The Dow Jones industrial average <.DJI> closed up 404.71 points, or 3.90 percent, at 10,785.14. The Standard & Poor's 500 Index <.SPX> rose 48.85 points, or 4.40 percent, at 1,159.73. The Nasdaq Composite Index <.IXIC> climbed 109.03 points, or 4.81 percent, at 2,374.67.

But questions about how the plan will work knocked the euro off its high for the day near $1.31, after having rebounded from a 14-month low near $1.25 hit last week when markets feared the debt crisis in Greece would spread to other euro zone countries.

By late afternoon the euro was below $1.28, not far from its level late Friday, before the bailout was announced.

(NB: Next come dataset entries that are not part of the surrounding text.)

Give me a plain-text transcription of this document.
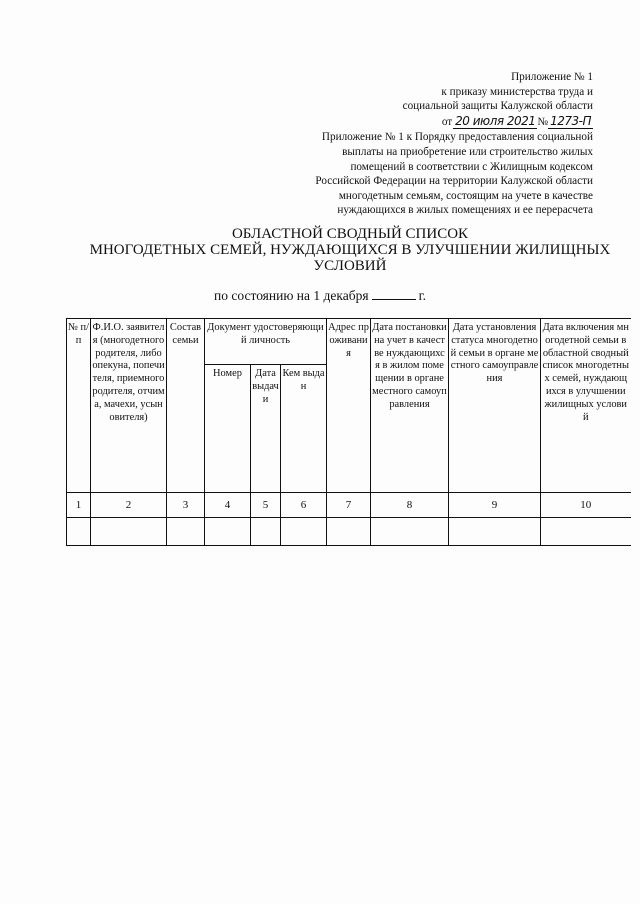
Приложение № 1
к приказу министерства труда и
социальной защиты Калужской области
от 20 июля 2021 № 1273-П
Приложение № 1 к Порядку предоставления социальной
выплаты на приобретение или строительство жилых
помещений в соответствии с Жилищным кодексом
Российской Федерации на территории Калужской области
многодетным семьям, состоящим на учете в качестве
нуждающихся в жилых помещениях и ее перерасчета
ОБЛАСТНОЙ СВОДНЫЙ СПИСОК
МНОГОДЕТНЫХ СЕМЕЙ, НУЖДАЮЩИХСЯ В УЛУЧШЕНИИ ЖИЛИЩНЫХ
УСЛОВИЙ
по состоянию на 1 декабря	г.
№ п/п	Ф.И.О. заявителя (многодетного родителя, либо опекуна, попечителя, приемного родителя, отчима, мачехи, усыновителя)	Состав семьи	Документ удостоверяющий личность			Адрес проживания	Дата постановки на учет в качестве нуждающихся в жилом помещении в органе местного самоуправления	Дата установления статуса многодетной семьи в органе местного самоуправления	Дата включения многодетной семьи в областной сводный список многодетных семей, нуждающихся в улучшении жилищных условий
			Номер	Дата выдачи	Кем выдан				
1	2	3	4	5	6	7	8	9	10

We're still not sure how some of the funding will work, and I don't think this addresses the core problem: Greece's debt trajectory is still by any measure unsustainable, said Win Thin, senior currency strategist at Brown Brothers Harriman in New York.

The rescue package was on the scale of the $700 billion Troubled Asset Relief Program launched by the United States to fend off the worst financial crisis since the Great Depression.

In addition, there were measures by central banks to address funding strains and a European Central Bank plan to buy the region's government bonds.

A number of European central banks said they had already started. [nLDE649051]

MSCI's all-country world equity index <.MIWD00000PUS> rose 4.8 percent, while its emerging market index <.MSCIEF> gained 4.4 percent.

The pan-European FTSEurofirst 300 <.FTEU3> closed up 7.4 percent at 1,038.91, the biggest one-day percentage gain since November 2008.

U.S. crude for June delivery settled up $1.69, or 2.25 percent, at $76.80 a barrel.

The euro was up 1.07 percent at $1.2792.

The dollar was down against a basket of major currencies, with the U.S. Dollar Index <.DXY> off 0.30 percent at 84.198.

Against the yen, the dollar was up 1.75 percent at 93.16.

Gold slipped less than 1 percent, holding relatively firm, as analysts said the bailout could lead to negative economic implications and weigh down on the euro in the longer term.

U.S. June gold futures on the COMEX division of the NYMEX settled down $9.60 at $1,200.80 an ounce.

In bond markets, the premiums investors demand to buy peripheral euro zone government bonds rather than German benchmarks fell.

Greek bonds were the biggest gainers in the euro zone with the short-end outperforming, causing the 2/10-year yield curve to flatten sharply.

Liquidity in Greek bonds dried up last week with no trades going through.

They've attacked this problem from all angles and it's given a big boost to risk markets at the expense of government bonds, said Nick Stamenkovic, strategist at RIA Capital Markets in Edinburgh.

The benchmark 10-year U.S. Treasury note was down 33/32 in price to yield 3.54 percent.

In Asia, Hong Kong shares had their biggest one-day rise in five months, the MSCI ex-Japan index <.MIAPJ0000PUS> rose 3.4 percent, and Japan's Nikkei <.N225> ended up 1.6 percent.